Titre :
La Peur du déclassement. Une sociologie des récessions
Auteur : Éric Maurin
Éditeur : La République des idées, Le Seuil, 96 pages, 10,50 €
Le livre
La peur du déclassement est en train de devenir l’énergie négative de notre société. Pourtant, explique Éric Maurin, il y a bien plus d'imaginaire que de réel, bien plus de craintes que de faits avérés dans cette angoisse commune.

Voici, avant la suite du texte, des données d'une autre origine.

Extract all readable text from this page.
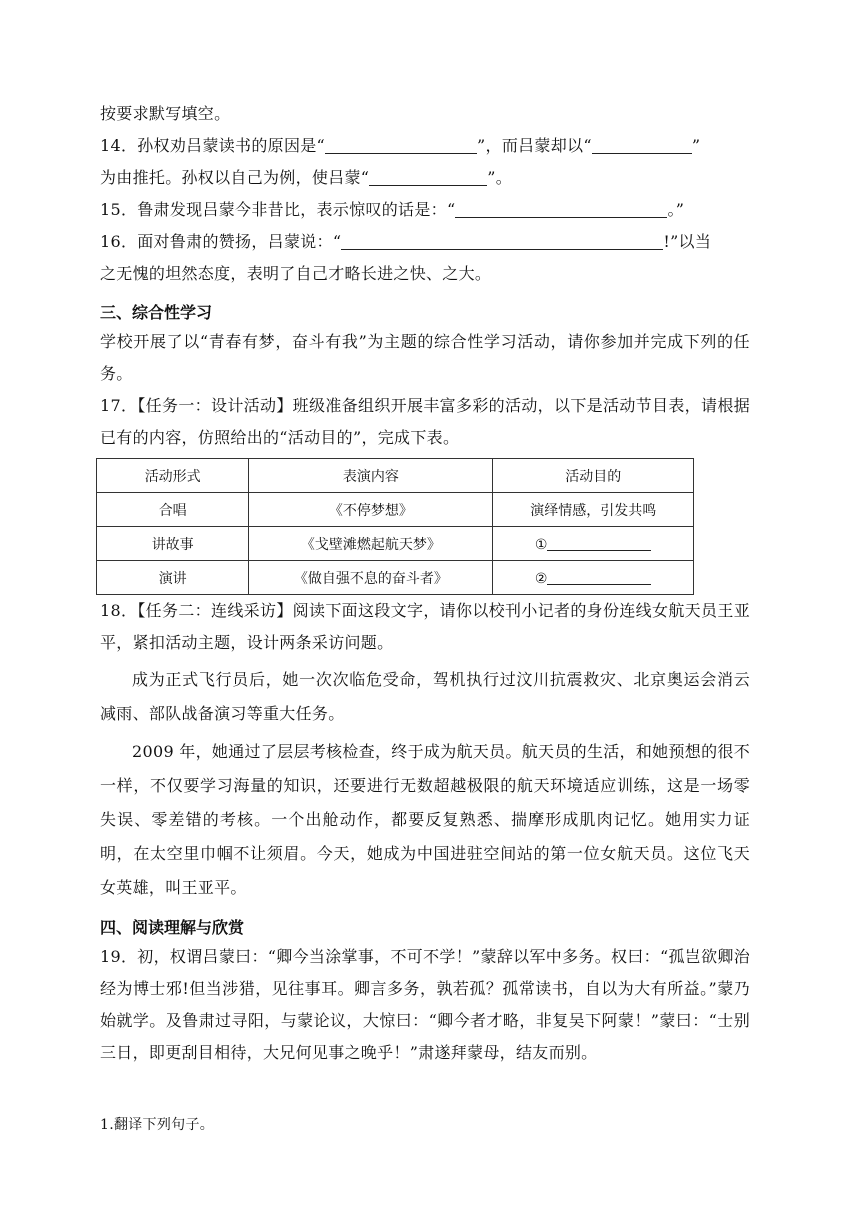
按要求默写填空。

14．孙权劝吕蒙读书的原因是“	”，而吕蒙却以“	”
为由推托。孙权以自己为例，使吕蒙“	”。

15．鲁肃发现吕蒙今非昔比，表示惊叹的话是：“	。”

16．面对鲁肃的赞扬，吕蒙说：“	!”以当
之无愧的坦然态度，表明了自己才略长进之快、之大。

三、综合性学习

学校开展了以“青春有梦，奋斗有我”为主题的综合性学习活动，请你参加并完成下列的任务。

17．【任务一：设计活动】班级准备组织开展丰富多彩的活动，以下是活动节目表，请根据已有的内容，仿照给出的“活动目的”，完成下表。

活动形式	表演内容	活动目的
合唱	《不停梦想》	演绎情感，引发共鸣
讲故事	《戈壁滩燃起航天梦》	①
演讲	《做自强不息的奋斗者》	②

18．【任务二：连线采访】阅读下面这段文字，请你以校刊小记者的身份连线女航天员王亚平，紧扣活动主题，设计两条采访问题。

成为正式飞行员后，她一次次临危受命，驾机执行过汶川抗震救灾、北京奥运会消云减雨、部队战备演习等重大任务。

2009 年，她通过了层层考核检查，终于成为航天员。航天员的生活，和她预想的很不一样，不仅要学习海量的知识，还要进行无数超越极限的航天环境适应训练，这是一场零失误、零差错的考核。一个出舱动作，都要反复熟悉、揣摩形成肌肉记忆。她用实力证明，在太空里巾帼不让须眉。今天，她成为中国进驻空间站的第一位女航天员。这位飞天女英雄，叫王亚平。

四、阅读理解与欣赏

19．初，权谓吕蒙曰：“卿今当涂掌事，不可不学！”蒙辞以军中多务。权曰：“孤岂欲卿治经为博士邪!但当涉猎，见往事耳。卿言多务，孰若孤？孤常读书，自以为大有所益。”蒙乃始就学。及鲁肃过寻阳，与蒙论议，大惊曰：“卿今者才略，非复吴下阿蒙！”蒙曰：“士别三日，即更刮目相待，大兄何见事之晚乎！”肃遂拜蒙母，结友而别。

1.翻译下列句子。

Dureté et rareté du déclassement constituent en fait les deux faces de la même pièce : plus les statuts sont protégés, moins on les perd facilement, mais quand on les perd, on perd plus. En réalité, le déclassement n’est guère plus important aujourd’hui qu’il ne l’était il y a trente ans. Pour preuve, si l'on compare deux récessions, celle de 1993 et celle de 2008, on ne voit pas d'accentuation notable des licenciements comme cause d'entrée au chômage explique l’auteur. Parmi les jeunes sortis de l'école depuis moins de cinq ans, 7 % des diplômés du supérieur étaient au chômage en 2008 (contre 47 % de non diplômés !), pas plus qu'en 1981 et plutôt moins qu'en 1987 (10 %), bien qu'entre-temps, leur nombre ait presque triplé suite à la démocratisation de l'accès aux études supérieures.

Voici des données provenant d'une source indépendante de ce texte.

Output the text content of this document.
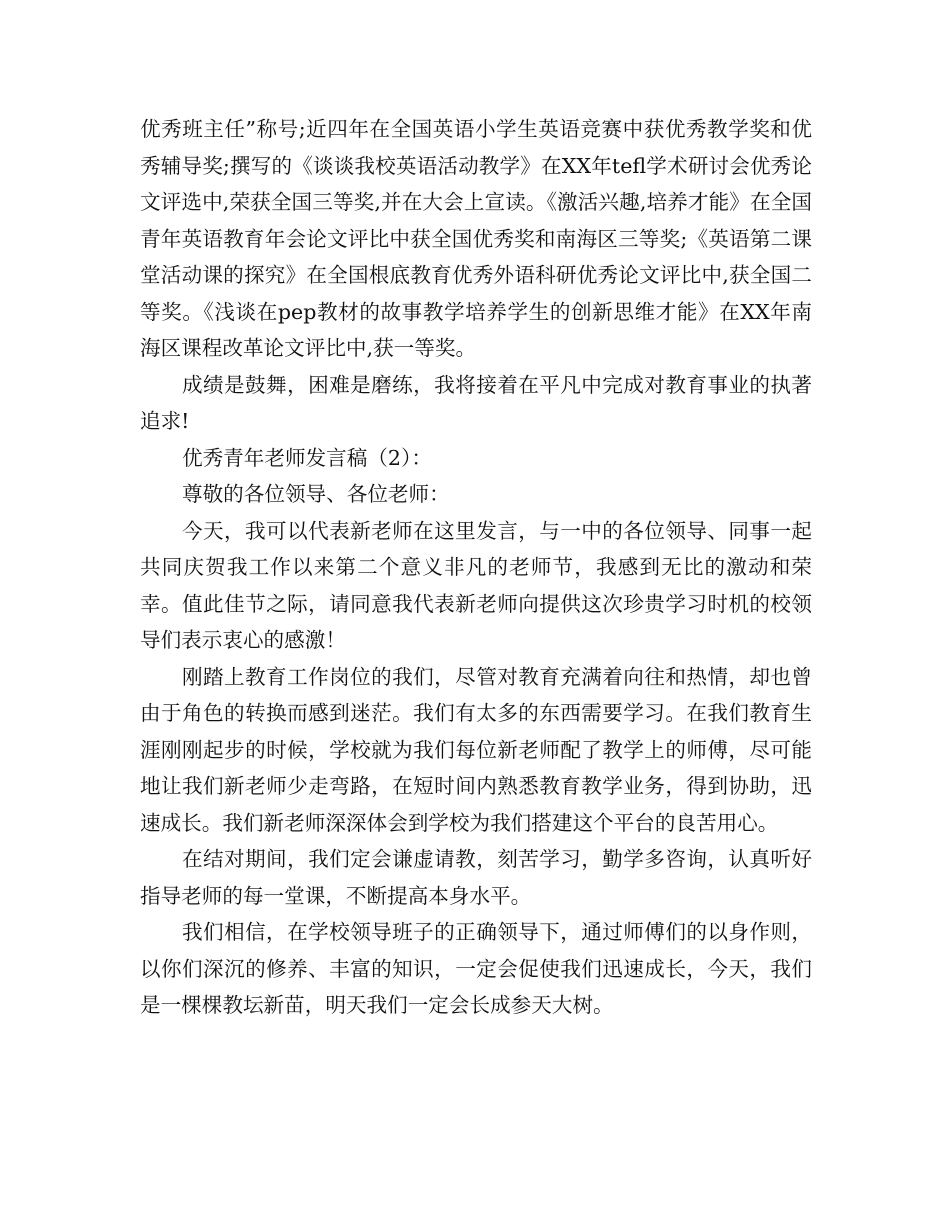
优秀班主任”称号;近四年在全国英语小学生英语竞赛中获优秀教学奖和优秀辅导奖;撰写的《谈谈我校英语活动教学》在XX年tefl学术研讨会优秀论文评选中,荣获全国三等奖,并在大会上宣读。《激活兴趣,培养才能》在全国青年英语教育年会论文评比中获全国优秀奖和南海区三等奖;《英语第二课堂活动课的探究》在全国根底教育优秀外语科研优秀论文评比中,获全国二等奖。《浅谈在pep教材的故事教学培养学生的创新思维才能》在XX年南海区课程改革论文评比中,获一等奖。

成绩是鼓舞，困难是磨练，我将接着在平凡中完成对教育事业的执著追求!

优秀青年老师发言稿（2）：

尊敬的各位领导、各位老师：

今天，我可以代表新老师在这里发言，与一中的各位领导、同事一起共同庆贺我工作以来第二个意义非凡的老师节，我感到无比的激动和荣幸。值此佳节之际，请同意我代表新老师向提供这次珍贵学习时机的校领导们表示衷心的感激！

刚踏上教育工作岗位的我们，尽管对教育充满着向往和热情，却也曾由于角色的转换而感到迷茫。我们有太多的东西需要学习。在我们教育生涯刚刚起步的时候，学校就为我们每位新老师配了教学上的师傅，尽可能地让我们新老师少走弯路，在短时间内熟悉教育教学业务，得到协助，迅速成长。我们新老师深深体会到学校为我们搭建这个平台的良苦用心。

在结对期间，我们定会谦虚请教，刻苦学习，勤学多咨询，认真听好指导老师的每一堂课，不断提高本身水平。

我们相信，在学校领导班子的正确领导下，通过师傅们的以身作则，以你们深沉的修养、丰富的知识，一定会促使我们迅速成长，今天，我们是一棵棵教坛新苗，明天我们一定会长成参天大树。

Pourtant, les périodes de récession sont des moments où s’approfondit le fossé entre tous ceux qui luttent contre la remise en cause des protections anciennes et ceux pour qui s’éloigne soudain toute perspective d’intégration sociale. Les travailleurs ont peur de perdre leur emploi, les jeunes de ne pas en trouver – échouer à l’école n’a ainsi jamais été aussi disqualifiant, les jeunes fonctionnaires, très souvent surdiplômés, ont peur de voir leurs avantages statutaires rognés… Comment réduire cette peur de tout perdre ? Pas en supprimant les statuts protecteurs, répond Éric Maurin, mais en réduisant les inégalités qu'ils engendrent.
Auteur
Éric Maurin, économiste et sociologue français, est directeur d’études à l’École des hautes études en sciences sociales (EHESS) et professeur à l’École d’économie de Paris.